Sunday, July 7, 2013

Irish eyes are smiling.

1992. It's been since then that an Irish man last won a stage of Le Tour de France. It was the great Stephen Roche climbing to victory on stage 16 that year, and today it was his nephew, Dan Rogers of Garmin Sharp, who made a masterful move on the days final climb solo and then worked with Jacob Fuglsang to stay away and claim victory on the last day in the Pyranees. It was a fantastic effort and an excellent tactical play by the Irishman to outfox and then outrun the Astana rider and gain another monumental victory to go along with his win in last springs Liege Bastogne Liege. 

And what of the rest of the race? Well, I think we may have seen a preview of what we can expect from the remainder of this tour. It was pretty much everybody against team sky...or more specifically, everybody against Chris Froome. Today's racing should lay to rest any lingering questions regarding whether or not Sky is racing clean, as the black and blue boys exploded on the second to last climb of the day, leaving their leader alone and vulnerable in yellow - or so it would seem. 

Froome however kept his head and saved his legs and matched every challenge that was thrown his way.
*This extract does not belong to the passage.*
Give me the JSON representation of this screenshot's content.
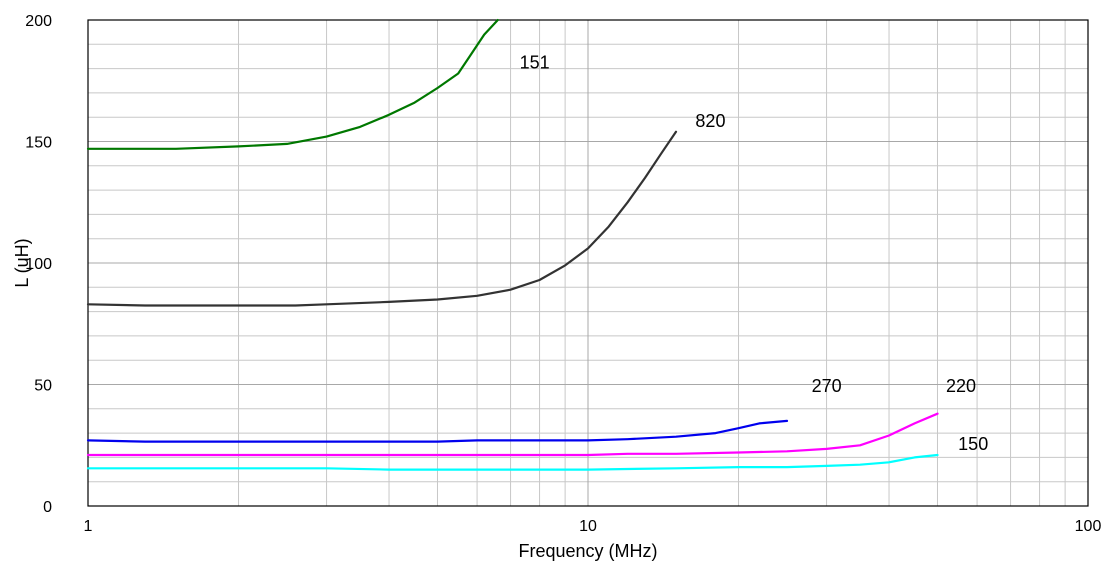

The main protagonist again was Nairo Quintana. At one point on the way up La Hourquette d' Ancizan the diminutive Colombian attacked four times in less than 1km, and it was amazing to watch as as Froome responded and neutralized every single one of them. Today he cemented his place as Le Patron of the peloton in a stage that - as far as I'm concerned - was more important for his GC hopes than yesterday's stage 8. 

His response in the face of isolation was the stuff of legend, the type of ride that you would have seen from the greats of the sport. Richie Porte - his top lieutenant - was completely shattered on the days first climb up the Portet d' Aspet by the brutal pace pushed by Team Garmin Sharp. From that point he was left alone with over 100km to go and with the challenge of a combined effort by the spanish led Movistar and Saxo Tinkoff teams. There were more than a few shots of Valverde and Contador having discussions through out the race, no doubt planning when and how to attack the South African. 

At the end of the day it was all for naught, as Froome maintained his position, and asserted as the main controller of the race to finish with the chase group and lose not one second of time to his closest competition. He ends the day over 1:25 in the lead now ahead of Valverde in second place and is rewarded with a much needed rest day tomorrow as he preps for the all important individual time trial to Mont Saint Michel.